3048C Etherington Hall, Queen's University, Kingston, ON, Canada K7L 3V6.
Clin J Am Soc Nephrol. 2010 Apr;5(4):590-7. doi: 10.2215/CJN.06420909. Epub 2010 Feb 18.
Vitamin K, vitamin K-dependent proteins, and vitamin D may be involved in the regulation of calcification in chronic kidney disease (CKD).
DESIGN, SETTING, PARTICIPANTS, & MEASUREMENTS: Vitamin K and D status was measured as dietary intake, plasma phylloquinone, serum percent uncarboxylated osteocalcin (%ucOC), proteins induced by vitamin K absence (PIVKA-II), Vitamin K Epoxide Reductase single-nucleotide polymorphism, apolipoprotein E genotype, and plasma 25-hydroxyvitamin D (25(OH)D) in 172 subjects with stage 3 to 5 CKD. Nutritional status was determined by subjective global assessment.
Subclinical vitamin K deficiency criteria was met by 6% (phylloquinone), 60% (%ucOC), and 97% (PIVKA-II) of subjects, whereas 58.3% and 8.6% had 25(OH)D insufficiency and deficiency, respectively. Dietary vitamin K intake was associated with higher phylloquinone and lower PIVKA-II. There were positive correlations between phylloquinone and the presence of stable weight, and the absence of subcutaneous fat loss or muscle wasting. 25(OH)D levels were positively associated with stable weight and albumin (P < 0.001). PIVKA-II levels were associated with apolipoprotein E genotype. Higher %ucOC and lower 25(OH)D were similarly associated with CKD stage, parameters of mineral metabolism, and urine albumin to creatinine ratio.

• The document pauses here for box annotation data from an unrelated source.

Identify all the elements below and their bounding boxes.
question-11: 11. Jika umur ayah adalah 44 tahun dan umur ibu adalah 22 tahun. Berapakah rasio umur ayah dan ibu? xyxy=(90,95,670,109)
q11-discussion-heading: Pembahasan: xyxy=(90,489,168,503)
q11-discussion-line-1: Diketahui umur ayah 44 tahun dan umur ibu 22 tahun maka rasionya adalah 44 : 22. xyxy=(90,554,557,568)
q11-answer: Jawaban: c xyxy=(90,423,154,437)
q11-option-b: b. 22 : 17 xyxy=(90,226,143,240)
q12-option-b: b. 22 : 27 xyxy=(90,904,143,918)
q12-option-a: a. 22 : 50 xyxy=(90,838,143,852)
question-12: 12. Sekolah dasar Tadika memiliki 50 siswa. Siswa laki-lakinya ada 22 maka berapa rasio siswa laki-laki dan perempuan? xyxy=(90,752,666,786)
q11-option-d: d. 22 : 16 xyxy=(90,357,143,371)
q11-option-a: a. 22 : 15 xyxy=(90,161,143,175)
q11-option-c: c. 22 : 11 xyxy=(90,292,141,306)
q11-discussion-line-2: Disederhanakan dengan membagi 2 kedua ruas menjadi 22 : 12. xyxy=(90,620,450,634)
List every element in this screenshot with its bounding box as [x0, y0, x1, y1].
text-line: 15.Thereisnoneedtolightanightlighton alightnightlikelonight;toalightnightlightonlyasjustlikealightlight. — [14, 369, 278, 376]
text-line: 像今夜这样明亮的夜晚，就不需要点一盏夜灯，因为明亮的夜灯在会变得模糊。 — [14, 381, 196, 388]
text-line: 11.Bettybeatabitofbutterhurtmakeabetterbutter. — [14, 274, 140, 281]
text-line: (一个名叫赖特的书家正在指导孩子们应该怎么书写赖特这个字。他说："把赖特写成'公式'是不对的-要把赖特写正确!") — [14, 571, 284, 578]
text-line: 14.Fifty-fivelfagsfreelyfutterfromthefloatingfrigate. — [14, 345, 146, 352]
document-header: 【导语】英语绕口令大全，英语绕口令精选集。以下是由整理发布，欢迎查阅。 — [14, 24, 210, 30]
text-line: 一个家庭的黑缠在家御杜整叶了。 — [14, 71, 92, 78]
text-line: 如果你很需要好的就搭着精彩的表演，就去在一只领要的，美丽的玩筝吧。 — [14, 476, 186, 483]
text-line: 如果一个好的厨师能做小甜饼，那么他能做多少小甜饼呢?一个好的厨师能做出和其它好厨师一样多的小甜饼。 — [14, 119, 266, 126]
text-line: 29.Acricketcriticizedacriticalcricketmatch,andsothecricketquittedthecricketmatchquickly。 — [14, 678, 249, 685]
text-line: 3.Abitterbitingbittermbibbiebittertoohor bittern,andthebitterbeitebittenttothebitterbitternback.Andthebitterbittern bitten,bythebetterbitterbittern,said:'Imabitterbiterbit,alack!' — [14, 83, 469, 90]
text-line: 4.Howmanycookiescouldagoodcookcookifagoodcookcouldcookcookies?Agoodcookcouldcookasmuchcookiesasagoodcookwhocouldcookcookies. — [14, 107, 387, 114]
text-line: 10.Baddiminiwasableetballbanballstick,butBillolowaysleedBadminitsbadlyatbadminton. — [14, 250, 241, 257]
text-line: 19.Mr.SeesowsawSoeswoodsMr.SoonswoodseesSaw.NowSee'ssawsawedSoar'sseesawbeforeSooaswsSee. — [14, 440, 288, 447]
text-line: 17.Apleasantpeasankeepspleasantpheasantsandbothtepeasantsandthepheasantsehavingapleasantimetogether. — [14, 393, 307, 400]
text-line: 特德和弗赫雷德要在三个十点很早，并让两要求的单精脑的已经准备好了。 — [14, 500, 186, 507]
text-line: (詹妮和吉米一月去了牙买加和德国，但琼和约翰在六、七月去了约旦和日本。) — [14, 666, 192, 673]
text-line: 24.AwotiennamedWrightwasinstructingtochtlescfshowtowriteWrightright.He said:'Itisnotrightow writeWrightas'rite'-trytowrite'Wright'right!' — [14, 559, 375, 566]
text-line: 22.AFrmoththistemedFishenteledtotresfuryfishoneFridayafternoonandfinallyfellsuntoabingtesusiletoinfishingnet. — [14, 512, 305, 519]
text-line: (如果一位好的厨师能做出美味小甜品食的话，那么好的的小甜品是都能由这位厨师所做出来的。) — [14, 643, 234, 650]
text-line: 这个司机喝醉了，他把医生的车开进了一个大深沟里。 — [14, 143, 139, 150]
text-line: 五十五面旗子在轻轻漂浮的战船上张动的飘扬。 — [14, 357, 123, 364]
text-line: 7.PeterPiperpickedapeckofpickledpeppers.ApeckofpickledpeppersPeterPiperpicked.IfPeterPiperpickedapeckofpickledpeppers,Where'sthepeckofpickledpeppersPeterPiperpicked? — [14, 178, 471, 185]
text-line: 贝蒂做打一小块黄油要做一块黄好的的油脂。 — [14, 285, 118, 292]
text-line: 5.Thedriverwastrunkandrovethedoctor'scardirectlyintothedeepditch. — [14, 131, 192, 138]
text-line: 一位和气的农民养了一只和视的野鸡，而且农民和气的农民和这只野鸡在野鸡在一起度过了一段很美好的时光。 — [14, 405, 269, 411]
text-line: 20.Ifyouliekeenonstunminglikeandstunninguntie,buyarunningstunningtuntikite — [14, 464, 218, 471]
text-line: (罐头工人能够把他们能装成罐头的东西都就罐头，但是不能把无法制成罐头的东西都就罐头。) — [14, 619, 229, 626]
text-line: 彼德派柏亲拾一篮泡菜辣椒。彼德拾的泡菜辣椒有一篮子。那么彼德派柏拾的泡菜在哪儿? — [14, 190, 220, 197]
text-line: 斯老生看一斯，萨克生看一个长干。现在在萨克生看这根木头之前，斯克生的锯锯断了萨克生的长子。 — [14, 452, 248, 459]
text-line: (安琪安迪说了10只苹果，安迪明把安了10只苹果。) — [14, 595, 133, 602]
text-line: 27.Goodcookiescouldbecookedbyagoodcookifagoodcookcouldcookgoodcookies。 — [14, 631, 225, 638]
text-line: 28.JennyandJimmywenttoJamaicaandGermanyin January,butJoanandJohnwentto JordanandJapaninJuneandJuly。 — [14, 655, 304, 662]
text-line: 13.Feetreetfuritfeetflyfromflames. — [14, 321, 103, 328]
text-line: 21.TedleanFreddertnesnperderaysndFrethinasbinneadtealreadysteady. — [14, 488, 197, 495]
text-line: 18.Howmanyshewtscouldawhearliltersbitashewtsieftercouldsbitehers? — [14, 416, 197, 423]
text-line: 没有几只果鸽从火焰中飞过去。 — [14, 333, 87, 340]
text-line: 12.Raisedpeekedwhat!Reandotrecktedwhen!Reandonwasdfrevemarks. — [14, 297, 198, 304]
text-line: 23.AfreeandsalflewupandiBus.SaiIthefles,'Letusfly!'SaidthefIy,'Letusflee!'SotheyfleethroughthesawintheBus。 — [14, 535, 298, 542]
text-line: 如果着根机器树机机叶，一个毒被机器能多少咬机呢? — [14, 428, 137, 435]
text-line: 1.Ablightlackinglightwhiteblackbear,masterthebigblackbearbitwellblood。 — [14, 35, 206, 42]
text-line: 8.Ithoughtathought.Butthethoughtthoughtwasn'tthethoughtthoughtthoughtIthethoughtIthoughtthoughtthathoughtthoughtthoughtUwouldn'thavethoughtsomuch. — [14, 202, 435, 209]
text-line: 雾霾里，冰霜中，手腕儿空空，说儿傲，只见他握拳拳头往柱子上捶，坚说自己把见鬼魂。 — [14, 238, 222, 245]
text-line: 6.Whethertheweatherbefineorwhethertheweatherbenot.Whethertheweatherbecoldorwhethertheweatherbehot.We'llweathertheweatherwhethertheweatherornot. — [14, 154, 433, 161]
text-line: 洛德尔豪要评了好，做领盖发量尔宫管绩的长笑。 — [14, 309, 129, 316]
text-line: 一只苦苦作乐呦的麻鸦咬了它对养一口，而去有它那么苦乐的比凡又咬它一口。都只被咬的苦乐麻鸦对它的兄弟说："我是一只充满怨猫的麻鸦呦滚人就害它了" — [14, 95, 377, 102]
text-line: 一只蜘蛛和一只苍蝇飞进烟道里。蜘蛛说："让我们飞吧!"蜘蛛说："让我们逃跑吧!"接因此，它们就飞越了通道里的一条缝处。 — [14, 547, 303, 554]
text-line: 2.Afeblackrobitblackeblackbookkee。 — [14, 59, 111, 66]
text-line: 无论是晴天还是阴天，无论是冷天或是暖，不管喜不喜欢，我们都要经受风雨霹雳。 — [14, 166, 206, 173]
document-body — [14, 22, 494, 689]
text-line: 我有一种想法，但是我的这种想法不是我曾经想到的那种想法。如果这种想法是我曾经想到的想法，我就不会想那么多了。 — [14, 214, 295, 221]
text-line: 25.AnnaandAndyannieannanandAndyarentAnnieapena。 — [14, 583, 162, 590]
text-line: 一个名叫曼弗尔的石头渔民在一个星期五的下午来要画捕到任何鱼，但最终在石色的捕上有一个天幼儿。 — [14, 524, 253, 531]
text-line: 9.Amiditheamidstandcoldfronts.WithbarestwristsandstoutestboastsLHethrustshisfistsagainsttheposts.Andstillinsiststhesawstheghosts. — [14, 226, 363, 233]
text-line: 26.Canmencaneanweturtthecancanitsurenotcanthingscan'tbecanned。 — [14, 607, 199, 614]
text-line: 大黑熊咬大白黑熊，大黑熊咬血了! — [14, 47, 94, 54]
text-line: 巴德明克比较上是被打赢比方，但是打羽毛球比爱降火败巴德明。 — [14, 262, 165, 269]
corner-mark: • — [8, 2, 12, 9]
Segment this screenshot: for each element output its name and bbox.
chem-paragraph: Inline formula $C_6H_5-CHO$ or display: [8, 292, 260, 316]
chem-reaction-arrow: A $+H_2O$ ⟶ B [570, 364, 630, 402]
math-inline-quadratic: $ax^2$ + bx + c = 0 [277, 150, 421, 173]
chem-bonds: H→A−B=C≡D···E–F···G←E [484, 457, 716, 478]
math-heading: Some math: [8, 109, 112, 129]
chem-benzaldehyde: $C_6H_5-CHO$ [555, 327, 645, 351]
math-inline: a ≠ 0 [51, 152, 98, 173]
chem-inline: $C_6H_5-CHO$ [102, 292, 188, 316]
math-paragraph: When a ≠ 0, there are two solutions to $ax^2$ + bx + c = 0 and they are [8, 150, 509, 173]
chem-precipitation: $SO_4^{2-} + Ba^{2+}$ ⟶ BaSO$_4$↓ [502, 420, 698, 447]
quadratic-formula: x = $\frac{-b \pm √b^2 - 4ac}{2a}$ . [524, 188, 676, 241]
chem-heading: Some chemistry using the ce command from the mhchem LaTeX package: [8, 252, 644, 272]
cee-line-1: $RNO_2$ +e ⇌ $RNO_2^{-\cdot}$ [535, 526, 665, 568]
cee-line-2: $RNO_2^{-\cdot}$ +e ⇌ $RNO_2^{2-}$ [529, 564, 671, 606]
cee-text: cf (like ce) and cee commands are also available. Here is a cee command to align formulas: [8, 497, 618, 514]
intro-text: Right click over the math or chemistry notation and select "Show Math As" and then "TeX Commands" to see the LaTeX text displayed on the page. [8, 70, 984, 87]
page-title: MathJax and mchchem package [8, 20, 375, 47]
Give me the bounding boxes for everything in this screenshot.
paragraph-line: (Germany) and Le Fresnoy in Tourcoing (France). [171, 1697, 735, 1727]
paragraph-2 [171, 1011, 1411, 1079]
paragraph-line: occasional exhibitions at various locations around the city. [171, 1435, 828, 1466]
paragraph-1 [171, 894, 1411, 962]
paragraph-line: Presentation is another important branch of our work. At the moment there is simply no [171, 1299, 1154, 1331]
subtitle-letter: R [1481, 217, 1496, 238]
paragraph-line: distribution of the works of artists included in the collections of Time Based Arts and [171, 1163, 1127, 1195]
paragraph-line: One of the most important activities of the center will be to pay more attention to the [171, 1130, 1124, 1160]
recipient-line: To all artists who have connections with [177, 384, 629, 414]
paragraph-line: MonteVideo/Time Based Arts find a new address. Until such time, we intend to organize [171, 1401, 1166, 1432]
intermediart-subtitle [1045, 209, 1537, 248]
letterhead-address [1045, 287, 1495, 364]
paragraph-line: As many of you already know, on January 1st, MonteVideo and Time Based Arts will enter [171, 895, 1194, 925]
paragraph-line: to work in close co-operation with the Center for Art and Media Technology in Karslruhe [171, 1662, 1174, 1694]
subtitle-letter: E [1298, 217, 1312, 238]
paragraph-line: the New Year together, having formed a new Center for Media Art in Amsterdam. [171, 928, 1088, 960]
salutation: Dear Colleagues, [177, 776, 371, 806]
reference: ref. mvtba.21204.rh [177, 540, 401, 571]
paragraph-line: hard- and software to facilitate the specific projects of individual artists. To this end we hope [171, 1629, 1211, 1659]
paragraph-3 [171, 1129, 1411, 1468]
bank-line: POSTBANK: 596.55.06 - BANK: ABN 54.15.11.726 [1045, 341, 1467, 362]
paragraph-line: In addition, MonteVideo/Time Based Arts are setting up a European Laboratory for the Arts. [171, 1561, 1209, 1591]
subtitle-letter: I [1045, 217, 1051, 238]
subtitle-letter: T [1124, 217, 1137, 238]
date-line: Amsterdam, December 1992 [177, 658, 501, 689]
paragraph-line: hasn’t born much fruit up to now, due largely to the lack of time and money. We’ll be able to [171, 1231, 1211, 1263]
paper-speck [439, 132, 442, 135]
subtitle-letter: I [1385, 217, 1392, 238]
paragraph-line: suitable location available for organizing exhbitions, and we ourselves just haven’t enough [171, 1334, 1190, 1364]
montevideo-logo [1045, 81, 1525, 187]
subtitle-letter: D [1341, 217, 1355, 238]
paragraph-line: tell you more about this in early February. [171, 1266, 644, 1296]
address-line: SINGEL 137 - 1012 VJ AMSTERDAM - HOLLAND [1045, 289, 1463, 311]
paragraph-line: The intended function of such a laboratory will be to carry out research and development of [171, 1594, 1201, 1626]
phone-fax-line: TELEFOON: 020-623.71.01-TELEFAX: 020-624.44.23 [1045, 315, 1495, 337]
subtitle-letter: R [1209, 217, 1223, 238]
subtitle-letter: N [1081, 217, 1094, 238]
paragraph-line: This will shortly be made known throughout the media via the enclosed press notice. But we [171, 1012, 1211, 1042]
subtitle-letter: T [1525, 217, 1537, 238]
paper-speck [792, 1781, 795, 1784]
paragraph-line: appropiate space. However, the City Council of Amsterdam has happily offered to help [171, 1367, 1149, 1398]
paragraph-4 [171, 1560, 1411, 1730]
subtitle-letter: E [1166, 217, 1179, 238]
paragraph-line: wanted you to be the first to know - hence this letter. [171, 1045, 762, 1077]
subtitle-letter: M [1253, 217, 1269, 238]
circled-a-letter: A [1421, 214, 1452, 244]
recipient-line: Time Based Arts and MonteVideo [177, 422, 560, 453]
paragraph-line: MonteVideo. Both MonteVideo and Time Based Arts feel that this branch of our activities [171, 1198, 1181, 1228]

These data indicate that a suboptimal vitamin K and D status is prevalent in patients with CKD. Sufficiency of both vitamins K and D was similarly predicted by measures of overall improved nutritional status. Proteinuria was associated with both a suboptimal vitamin D status as well as worse peripheral vitamin K status.
维生素 K、维生素 K 依赖性蛋白和维生素 D 可能参与了慢性肾脏病(CKD)中钙沉积的调节。
设计、地点、参与者和测量方法:在 172 名 CKD 3 至 5 期患者中,通过膳食摄入、血浆叶绿醌、血清未羧化骨钙素百分比(%ucOC)、维生素 K 缺乏诱导蛋白(PIVKA-II)、维生素 K 环氧化物还原酶单核苷酸多态性、载脂蛋白 E 基因型和血浆 25-羟维生素 D(25(OH)D)来衡量维生素 K 和 D 状态。营养状况通过主观全面评估来确定。
6%(叶绿醌)、60%(%ucOC)和 97%(PIVKA-II)的患者符合亚临床维生素 K 缺乏标准,而 58.3%和 8.6%的患者分别存在 25(OH)D 不足和缺乏。维生素 K 的膳食摄入量与较高的叶绿醌和较低的 PIVKA-II 有关。叶绿醌与稳定体重、无皮下脂肪减少或肌肉减少呈正相关。25(OH)D 水平与稳定体重和白蛋白呈正相关(P<0.001)。PIVKA-II 水平与载脂蛋白 E 基因型有关。较高的 %ucOC 和较低的 25(OH)D 与 CKD 分期、矿物质代谢参数和尿白蛋白/肌酐比也有类似的相关性。
这些数据表明,CKD 患者普遍存在维生素 K 和 D 摄入不足的情况。两种维生素 K 和 D 的充足性同样可以通过整体营养状况的改善来预测。蛋白尿与维生素 D 状态不佳以及外周维生素 K 状态恶化均有关。